Le marché de la bonne conscience dopé par les détox !

Avec l'émergence des marchés de seconde mains ou des tendances culpabilisantes et moralisatrices, on peut légitimement se poser la question suivante : le capitalisme ne serait-il pas le plus écologique et premier adepte du zéro déchets ?

 

Une question provocatrice pour essayer de donner un axe de réflexion plus apaisé sur les faux-semblants de l'économie collaborative. 

Prenons le marché de la mode : nous savons que la "fast-fashion" est l'une des plus grandes causes de pollutions (20% des rejets d'eaux usées et 10% des émissions de CO2). Certaines enseignes spécialistes de cette activité ont été des précurseurs dans la formalisation d'offres de récupération de vieux vêtements rétribués en bon d'achats ou ristournes. 

L'appli hype "Vinted" adulée par les 18/45 ans apprécie les profils hyper-connectés et utilise l'argument dans son slogan publicitaire "tu ne le portes plus, vends le". Allez faire un tour sur l'appli, vous serez sidéré par le nombre d'articles neufs issues des enseignes "pro fast-fashion"... Un autre slogan me vient spontanément à l'esprit : "Pourquoi l'as-tu acheté ?".
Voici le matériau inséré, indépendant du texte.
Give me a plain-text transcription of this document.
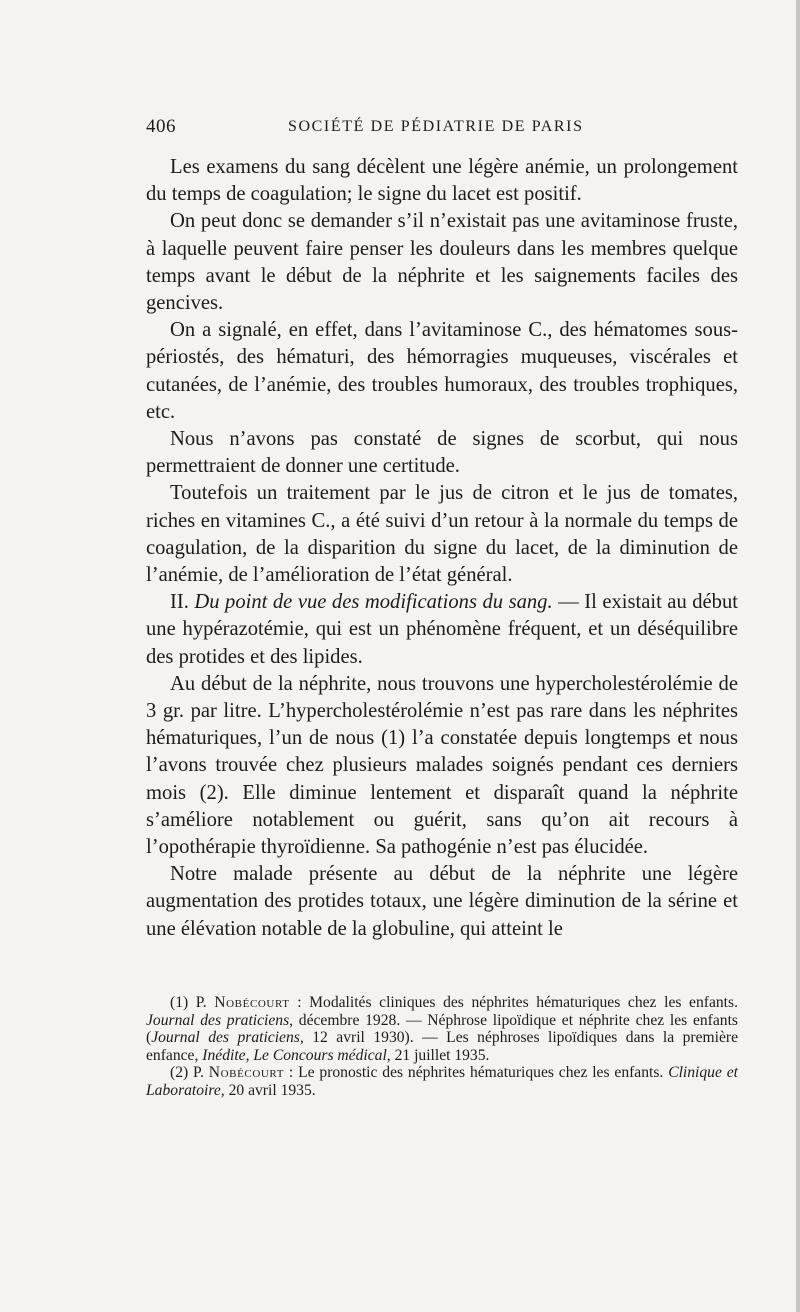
406	SOCIÉTÉ DE PÉDIATRIE DE PARIS

Les examens du sang décèlent une légère anémie, un prolongement du temps de coagulation; le signe du lacet est positif.

On peut donc se demander s’il n’existait pas une avitaminose fruste, à laquelle peuvent faire penser les douleurs dans les membres quelque temps avant le début de la néphrite et les saignements faciles des gencives.

On a signalé, en effet, dans l’avitaminose C., des hématomes sous-périostés, des hématuri, des hémorragies muqueuses, viscérales et cutanées, de l’anémie, des troubles humoraux, des troubles trophiques, etc.

Nous n’avons pas constaté de signes de scorbut, qui nous permettraient de donner une certitude.

Toutefois un traitement par le jus de citron et le jus de tomates, riches en vitamines C., a été suivi d’un retour à la normale du temps de coagulation, de la disparition du signe du lacet, de la diminution de l’anémie, de l’amélioration de l’état général.

II. Du point de vue des modifications du sang. — Il existait au début une hypérazotémie, qui est un phénomène fréquent, et un déséquilibre des protides et des lipides.

Au début de la néphrite, nous trouvons une hypercholestérolémie de 3 gr. par litre. L’hypercholestérolémie n’est pas rare dans les néphrites hématuriques, l’un de nous (1) l’a constatée depuis longtemps et nous l’avons trouvée chez plusieurs malades soignés pendant ces derniers mois (2). Elle diminue lentement et disparaît quand la néphrite s’améliore notablement ou guérit, sans qu’on ait recours à l’opothérapie thyroïdienne. Sa pathogénie n’est pas élucidée.

Notre malade présente au début de la néphrite une légère augmentation des protides totaux, une légère diminution de la sérine et une élévation notable de la globuline, qui atteint le

(1) P. Nobécourt : Modalités cliniques des néphrites hématuriques chez les enfants. Journal des praticiens, décembre 1928. — Néphrose lipoïdique et néphrite chez les enfants (Journal des praticiens, 12 avril 1930). — Les néphroses lipoïdiques dans la première enfance, Inédite, Le Concours médical, 21 juillet 1935.

(2) P. Nobécourt : Le pronostic des néphrites hématuriques chez les enfants. Clinique et Laboratoire, 20 avril 1935.
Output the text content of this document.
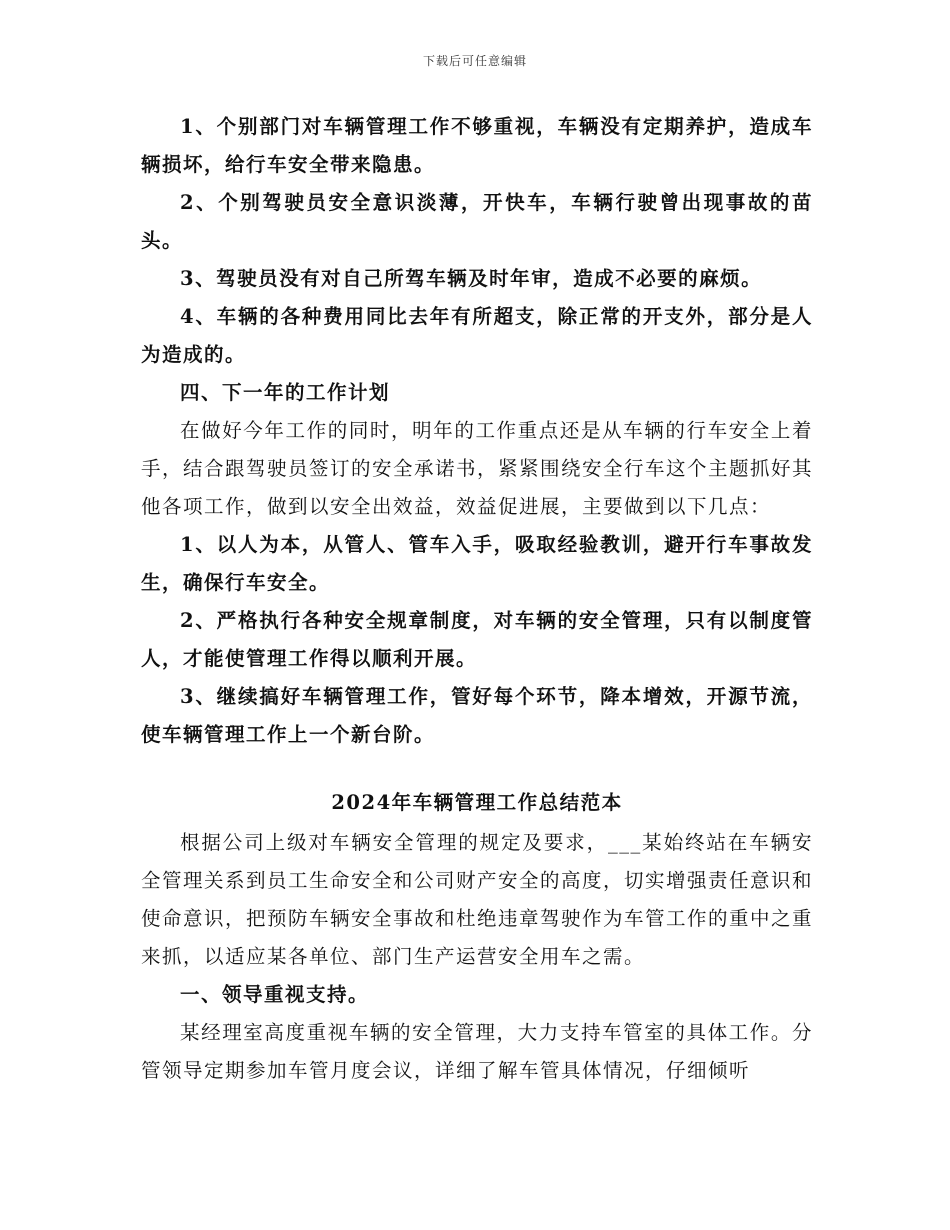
下载后可任意编辑

1、个别部门对车辆管理工作不够重视，车辆没有定期养护，造成车辆损坏，给行车安全带来隐患。

2、个别驾驶员安全意识淡薄，开快车，车辆行驶曾出现事故的苗头。

3、驾驶员没有对自己所驾车辆及时年审，造成不必要的麻烦。

4、车辆的各种费用同比去年有所超支，除正常的开支外，部分是人为造成的。

四、下一年的工作计划

在做好今年工作的同时，明年的工作重点还是从车辆的行车安全上着手，结合跟驾驶员签订的安全承诺书，紧紧围绕安全行车这个主题抓好其他各项工作，做到以安全出效益，效益促进展，主要做到以下几点：

1、以人为本，从管人、管车入手，吸取经验教训，避开行车事故发生，确保行车安全。

2、严格执行各种安全规章制度，对车辆的安全管理，只有以制度管人，才能使管理工作得以顺利开展。

3、继续搞好车辆管理工作，管好每个环节，降本增效，开源节流，使车辆管理工作上一个新台阶。

2024年车辆管理工作总结范本

根据公司上级对车辆安全管理的规定及要求，___某始终站在车辆安全管理关系到员工生命安全和公司财产安全的高度，切实增强责任意识和使命意识，把预防车辆安全事故和杜绝违章驾驶作为车管工作的重中之重来抓，以适应某各单位、部门生产运营安全用车之需。

一、领导重视支持。

某经理室高度重视车辆的安全管理，大力支持车管室的具体工作。分管领导定期参加车管月度会议，详细了解车管具体情况，仔细倾听
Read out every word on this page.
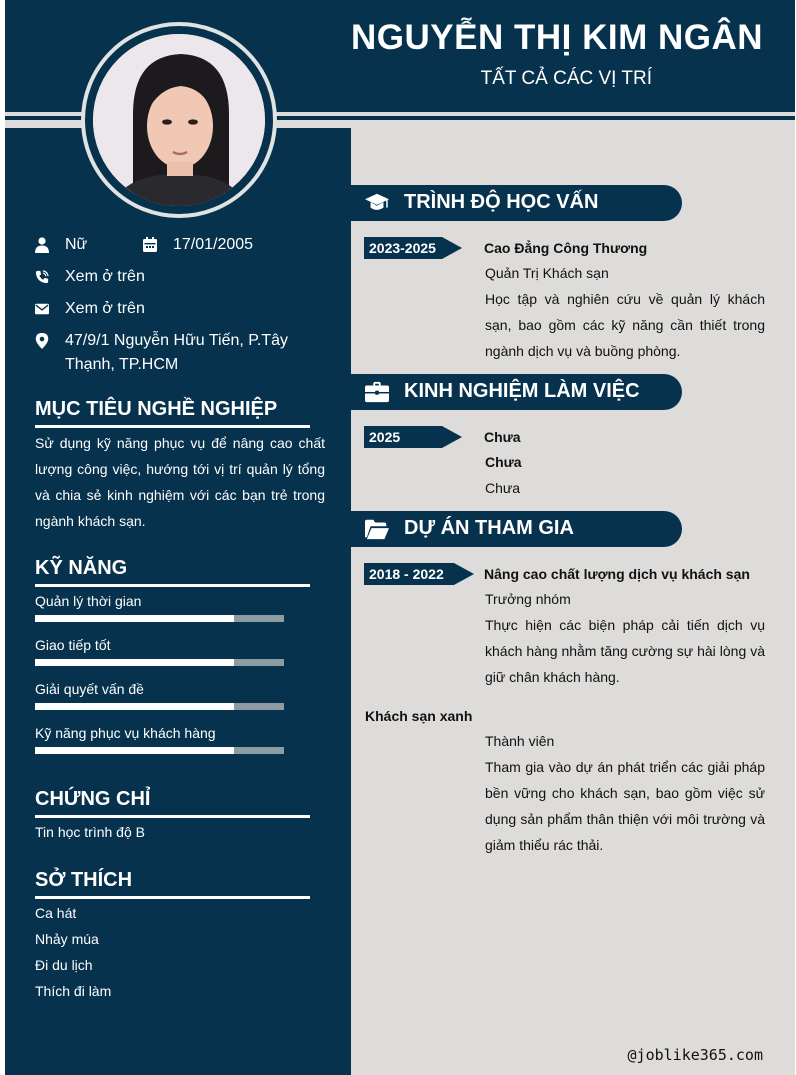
NGUYỄN THỊ KIM NGÂN
TẤT CẢ CÁC VỊ TRÍ
Nữ	17/01/2005
Xem ở trên
Xem ở trên
47/9/1 Nguyễn Hữu Tiến, P.Tây Thạnh, TP.HCM
MỤC TIÊU NGHỀ NGHIỆP
Sử dụng kỹ năng phục vụ để nâng cao chất lượng công việc, hướng tới vị trí quản lý tổng và chia sẻ kinh nghiệm với các bạn trẻ trong ngành khách sạn.
KỸ NĂNG
Quản lý thời gian
Giao tiếp tốt
Giải quyết vấn đề
Kỹ năng phục vụ khách hàng
CHỨNG CHỈ
Tin học trình độ B
SỞ THÍCH
Ca hát
Nhảy múa
Đi du lịch
Thích đi làm
TRÌNH ĐỘ HỌC VẤN
2023-2025	Cao Đẳng Công Thương
Quản Trị Khách sạn
Học tập và nghiên cứu về quản lý khách sạn, bao gồm các kỹ năng cần thiết trong ngành dịch vụ và buồng phòng.
KINH NGHIỆM LÀM VIỆC
2025	Chưa
Chưa
Chưa
DỰ ÁN THAM GIA
2018 - 2022	Nâng cao chất lượng dịch vụ khách sạn
Trưởng nhóm
Thực hiện các biện pháp cải tiến dịch vụ khách hàng nhằm tăng cường sự hài lòng và giữ chân khách hàng.
Khách sạn xanh
Thành viên
Tham gia vào dự án phát triển các giải pháp bền vững cho khách sạn, bao gồm việc sử dụng sản phẩm thân thiện với môi trường và giảm thiểu rác thải.
@joblike365.com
On nourrit le second marché après avoir gavé le marché source. C'est un double effet de consommateur, car ce second marché utilisera beaucoup de CO2 entre la consultation numérique et l'acheminement.

 

Un introduction qui ne veut pas mettre au banc des accusés le marché de la seconde main, mais plutôt entamé une réflexion qui se veut responsable dès la formalisation de l'envie et du besoin d'achat.

Ensemble réfléchissons vraiment au monde de demain, librement sans culpabilité et sans injonction.